Article 20 of Law 12.965 establishes that Internet Application Providers should inform users of the execution of a court-mandated take down order with sufficient information to allow them to legally contest that decision in court, unless otherwise provided by law or in a court order. Furthermore, the user can ask the applications provider to replace the information taken down with an explanatory message or the text of the court order giving rise to the unavailability of the content. However, Articles 19 and 31 provide carve-outs limiting such protections for takedown requests based on copyright infringement.

Publication of Laws and Aggregate Data

Publication of Laws

BRAZILIAN FEDERAL CONSTITUTION

There are no restrictions on the publication of laws in Brazil. All laws are made public pursuant to Articles 5, LX and 37 of the Constitution.

LAW 12.527/11 ON ACCESS TO INFORMATION

Law 12.527 guarantees the access and publicity of public records, including from the Legislative Power (Article 1). In the years preceding publication in October 2022, there have been legal efforts to amend this law via executive decree to allow for greater ability for authorities to identify public information as secret, i.e. decree 9.960/2019, which was later revoked.
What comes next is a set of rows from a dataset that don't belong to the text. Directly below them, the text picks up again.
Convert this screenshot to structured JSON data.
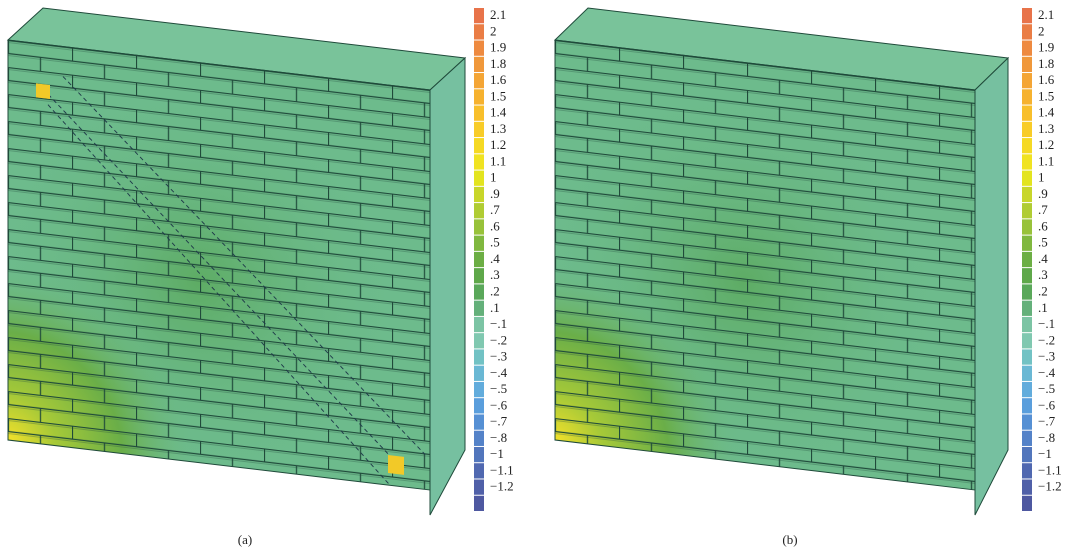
{
  "legend": [
    {
      "label": "2.1",
      "color": "#e8734a"
    },
    {
      "label": "2",
      "color": "#ea7d45"
    },
    {
      "label": "1.9",
      "color": "#ee8a40"
    },
    {
      "label": "1.8",
      "color": "#f0983b"
    },
    {
      "label": "1.6",
      "color": "#f4a535"
    },
    {
      "label": "1.5",
      "color": "#f6b22f"
    },
    {
      "label": "1.4",
      "color": "#f8bf2b"
    },
    {
      "label": "1.3",
      "color": "#f8cc28"
    },
    {
      "label": "1.2",
      "color": "#f5d924"
    },
    {
      "label": "1.1",
      "color": "#f0e322"
    },
    {
      "label": "1",
      "color": "#e3e41f"
    },
    {
      "label": ".9",
      "color": "#c8d62a"
    },
    {
      "label": ".7",
      "color": "#b0cc33"
    },
    {
      "label": ".6",
      "color": "#98c23a"
    },
    {
      "label": ".5",
      "color": "#80b83f"
    },
    {
      "label": ".4",
      "color": "#6cae44"
    },
    {
      "label": ".3",
      "color": "#5fa84a"
    },
    {
      "label": ".2",
      "color": "#5aa85a"
    },
    {
      "label": ".1",
      "color": "#64b07a"
    },
    {
      "label": "−.1",
      "color": "#7cc4a4"
    },
    {
      "label": "−.2",
      "color": "#80c8b0"
    },
    {
      "label": "−.3",
      "color": "#72c2c4"
    },
    {
      "label": "−.4",
      "color": "#6ab8d4"
    },
    {
      "label": "−.5",
      "color": "#62acdc"
    },
    {
      "label": "−.6",
      "color": "#5a9edc"
    },
    {
      "label": "−.7",
      "color": "#5690d4"
    },
    {
      "label": "−.8",
      "color": "#5482c8"
    },
    {
      "label": "−1",
      "color": "#5276bc"
    },
    {
      "label": "−1.1",
      "color": "#5068b0"
    },
    {
      "label": "−1.2",
      "color": "#5060a8"
    },
    {
      "label": null,
      "color": "#4e58a0"
    }
  ],
  "panels": [
    {
      "caption": "(a)"
    },
    {
      "caption": "(b)"
    }
  ]
}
RESOLUTION Nº 59 OF NATIONAL JUSTICE COUNCIL

The National Justice Council (“CNJ” – Conselho Nacional de Justiça) has a platform which aggregates information regarding the number of court orders regarding interception and breach of secrecy of communications called the National System of Control of Telephone Interceptions (Sistema Nacional de Controle de Interceptações Telefônicas – “SNCIT”). The information is provided electronically by courts directly to the CNJ, pursuant to article 18 of CNJ’s resolution no. 59, which then publishes the report through SNCIT.